Mitchell McGeever "Mick" Zais (born December 10, 1946) is an American education official and former general who served as the acting United States secretary of education. He previously served as the 17th South Carolina Superintendent of Education from 2011 to 2015. Before winning the election as superintendent, he served as President of Newberry College for ten years. Prior to that he reached the rank of Brigadier General in the United States Army.

On January 7, 2021, Education Secretary Betsy DeVos submitted her resignation to the President of the United States because of the 2021 storming of the United States Capitol.

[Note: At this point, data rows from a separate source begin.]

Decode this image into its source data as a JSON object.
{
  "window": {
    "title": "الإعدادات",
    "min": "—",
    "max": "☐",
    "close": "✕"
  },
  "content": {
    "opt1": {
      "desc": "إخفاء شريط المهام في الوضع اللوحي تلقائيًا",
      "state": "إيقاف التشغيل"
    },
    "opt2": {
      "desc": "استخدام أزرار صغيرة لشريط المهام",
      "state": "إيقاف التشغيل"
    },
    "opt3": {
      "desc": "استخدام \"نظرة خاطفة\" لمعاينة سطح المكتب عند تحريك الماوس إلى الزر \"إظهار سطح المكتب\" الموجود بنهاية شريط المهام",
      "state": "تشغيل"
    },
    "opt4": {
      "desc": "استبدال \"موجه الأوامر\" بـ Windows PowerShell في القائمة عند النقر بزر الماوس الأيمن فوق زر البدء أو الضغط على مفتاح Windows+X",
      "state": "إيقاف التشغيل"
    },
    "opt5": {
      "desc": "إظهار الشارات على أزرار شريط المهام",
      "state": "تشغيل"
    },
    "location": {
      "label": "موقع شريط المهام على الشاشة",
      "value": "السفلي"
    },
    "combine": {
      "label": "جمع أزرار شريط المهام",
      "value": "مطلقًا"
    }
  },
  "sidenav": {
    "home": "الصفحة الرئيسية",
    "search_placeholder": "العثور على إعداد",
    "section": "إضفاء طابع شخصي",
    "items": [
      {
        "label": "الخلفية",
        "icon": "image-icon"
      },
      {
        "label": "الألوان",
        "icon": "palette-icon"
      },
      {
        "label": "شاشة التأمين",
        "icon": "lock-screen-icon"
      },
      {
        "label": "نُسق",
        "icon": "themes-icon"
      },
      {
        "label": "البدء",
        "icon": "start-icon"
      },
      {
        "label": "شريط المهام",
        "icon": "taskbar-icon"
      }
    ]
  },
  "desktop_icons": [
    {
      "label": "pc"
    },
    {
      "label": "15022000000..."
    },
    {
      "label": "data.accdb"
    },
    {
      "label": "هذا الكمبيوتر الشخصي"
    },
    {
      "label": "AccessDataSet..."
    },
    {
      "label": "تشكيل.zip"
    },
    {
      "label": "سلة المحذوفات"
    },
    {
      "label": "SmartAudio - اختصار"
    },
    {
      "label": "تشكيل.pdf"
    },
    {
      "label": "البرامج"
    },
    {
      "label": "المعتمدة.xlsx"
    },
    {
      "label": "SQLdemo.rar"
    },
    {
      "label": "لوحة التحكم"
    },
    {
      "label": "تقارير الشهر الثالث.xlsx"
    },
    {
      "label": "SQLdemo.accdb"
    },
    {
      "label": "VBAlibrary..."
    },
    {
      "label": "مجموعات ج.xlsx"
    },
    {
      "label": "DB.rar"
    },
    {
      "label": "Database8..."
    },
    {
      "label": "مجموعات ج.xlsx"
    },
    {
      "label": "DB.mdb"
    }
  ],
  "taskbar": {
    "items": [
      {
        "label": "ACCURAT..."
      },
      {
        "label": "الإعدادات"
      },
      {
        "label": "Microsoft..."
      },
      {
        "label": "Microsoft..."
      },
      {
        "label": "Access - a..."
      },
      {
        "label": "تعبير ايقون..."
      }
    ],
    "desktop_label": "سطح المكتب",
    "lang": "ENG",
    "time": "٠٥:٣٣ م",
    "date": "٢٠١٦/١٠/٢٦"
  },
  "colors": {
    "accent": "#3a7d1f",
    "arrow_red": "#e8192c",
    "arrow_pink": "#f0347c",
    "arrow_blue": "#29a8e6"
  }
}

As deputy secretary, Zais succeeded DeVos as acting secretary.

Early life and education
Zais was born in Fort Bragg, North Carolina. He earned a Bachelor of Science degree in engineering from West Point, a Master of Science and a doctorate in social psychology and organizational behavior both from the University of Washington and a Master of Arts in military history from the School of Advanced Military Studies at the United States Army Command and General Staff College.

Career

Military
During his military career, Zais served in a wide variety of infantry units in Vietnam, the United States, and Korea. He commanded two rifle companies, an infantry battalion, a light infantry brigade, and served as deputy commanding general at Fort Riley, Kansas. Zais was also the Pentagon's Chief of War Plans. As an assistant professor at West Point for three years, he taught organizational behavior, leadership, and management consulting.

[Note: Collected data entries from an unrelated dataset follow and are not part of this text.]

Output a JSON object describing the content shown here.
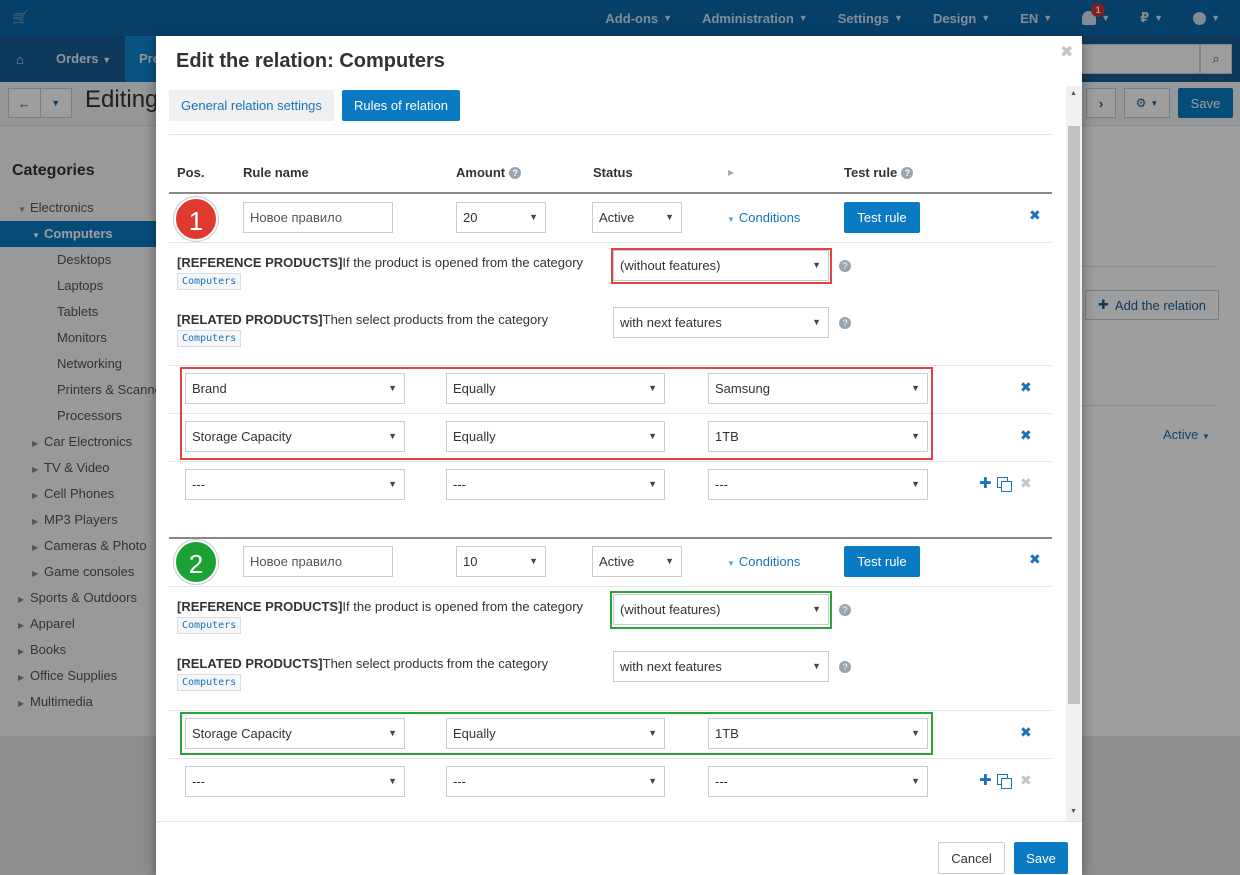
{
  "topbar": {
    "items": [
      {
        "label": "Add-ons"
      },
      {
        "label": "Administration"
      },
      {
        "label": "Settings"
      },
      {
        "label": "Design"
      },
      {
        "label": "EN"
      }
    ],
    "notifications_count": "1",
    "currency": "₽"
  },
  "secnav": {
    "orders": "Orders",
    "products_partial": "Pro"
  },
  "toolbar": {
    "title_partial": "Editing",
    "save": "Save"
  },
  "categories": {
    "title": "Categories",
    "items": [
      {
        "label": "Electronics",
        "level": 0,
        "arrow": "▼"
      },
      {
        "label": "Computers",
        "level": 1,
        "arrow": "▼",
        "active": true
      },
      {
        "label": "Desktops",
        "level": 2
      },
      {
        "label": "Laptops",
        "level": 2
      },
      {
        "label": "Tablets",
        "level": 2
      },
      {
        "label": "Monitors",
        "level": 2
      },
      {
        "label": "Networking",
        "level": 2
      },
      {
        "label": "Printers & Scanners",
        "level": 2
      },
      {
        "label": "Processors",
        "level": 2
      },
      {
        "label": "Car Electronics",
        "level": 1,
        "arrow": "▶"
      },
      {
        "label": "TV & Video",
        "level": 1,
        "arrow": "▶"
      },
      {
        "label": "Cell Phones",
        "level": 1,
        "arrow": "▶"
      },
      {
        "label": "MP3 Players",
        "level": 1,
        "arrow": "▶"
      },
      {
        "label": "Cameras & Photo",
        "level": 1,
        "arrow": "▶"
      },
      {
        "label": "Game consoles",
        "level": 1,
        "arrow": "▶"
      },
      {
        "label": "Sports & Outdoors",
        "level": 0,
        "arrow": "▶"
      },
      {
        "label": "Apparel",
        "level": 0,
        "arrow": "▶"
      },
      {
        "label": "Books",
        "level": 0,
        "arrow": "▶"
      },
      {
        "label": "Office Supplies",
        "level": 0,
        "arrow": "▶"
      },
      {
        "label": "Multimedia",
        "level": 0,
        "arrow": "▶"
      }
    ]
  },
  "background": {
    "add_relation": "Add the relation",
    "status_active": "Active"
  },
  "modal": {
    "title": "Edit the relation: Computers",
    "tabs": {
      "general": "General relation settings",
      "rules": "Rules of relation"
    },
    "headers": {
      "pos": "Pos.",
      "rule_name": "Rule name",
      "amount": "Amount",
      "status": "Status",
      "test_rule": "Test rule"
    },
    "conditions_label": "Conditions",
    "test_rule_button": "Test rule",
    "reference_prefix": "[REFERENCE PRODUCTS]",
    "reference_text": "If the product is opened from the category",
    "related_prefix": "[RELATED PRODUCTS]",
    "related_text": "Then select products from the category",
    "category_tag": "Computers",
    "rules": [
      {
        "pos": "1",
        "name": "Новое правило",
        "amount": "20",
        "status": "Active",
        "reference_mode": "(without features)",
        "related_mode": "with next features",
        "conditions": [
          {
            "feature": "Brand",
            "operator": "Equally",
            "value": "Samsung"
          },
          {
            "feature": "Storage Capacity",
            "operator": "Equally",
            "value": "1TB"
          },
          {
            "feature": "---",
            "operator": "---",
            "value": "---"
          }
        ]
      },
      {
        "pos": "2",
        "name": "Новое правило",
        "amount": "10",
        "status": "Active",
        "reference_mode": "(without features)",
        "related_mode": "with next features",
        "conditions": [
          {
            "feature": "Storage Capacity",
            "operator": "Equally",
            "value": "1TB"
          },
          {
            "feature": "---",
            "operator": "---",
            "value": "---"
          }
        ]
      }
    ],
    "footer": {
      "cancel": "Cancel",
      "save": "Save"
    }
  }
}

Zais served as a White House aide and in Panama as executive assistant to the four-star commander of all U.S. forces in Central and South America. In Kuwait, he was commanding general of U.S. and Allied forces. He also served as commanding general of Operation Provide Refuge, the task force that cared for 4,000 Kosovo refugees who entered the United States. Zais's last military assignment was as Chief of Staff of the U.S. Army Reserve Command, the headquarters that administers the 184,000 part-time Reservists, 9,000 civilian employees, and 11,000 full-time military members of the Army Reserve. At the time of his retirement from the military Zais held the rank of Brigadier General.

Zais's military awards and decorations include the Distinguished Service Medal; the Defense Superior Service Medal; the Legion of Merit; the Bronze Star; the Meritorious Service Medal; the Air Medal; the Republic of Vietnam Campaign Medal; the Humanitarian Service Medal; the Ranger, Airborne, and Combat Infantryman's Badges; and the South Carolina Meritorious Service Medal.

Newberry College
Zais became the president of Newberry College in August 2000. During his time at Newberry, both enrollment and endowment nearly doubled. The college added forensic chemistry and nursing to the academic curriculum. During the last three years of his tenure, Newberry College was named by U.S. News & World Report as one of America's best colleges. He retired in June 2010, just prior to running for state Superintendent of Education.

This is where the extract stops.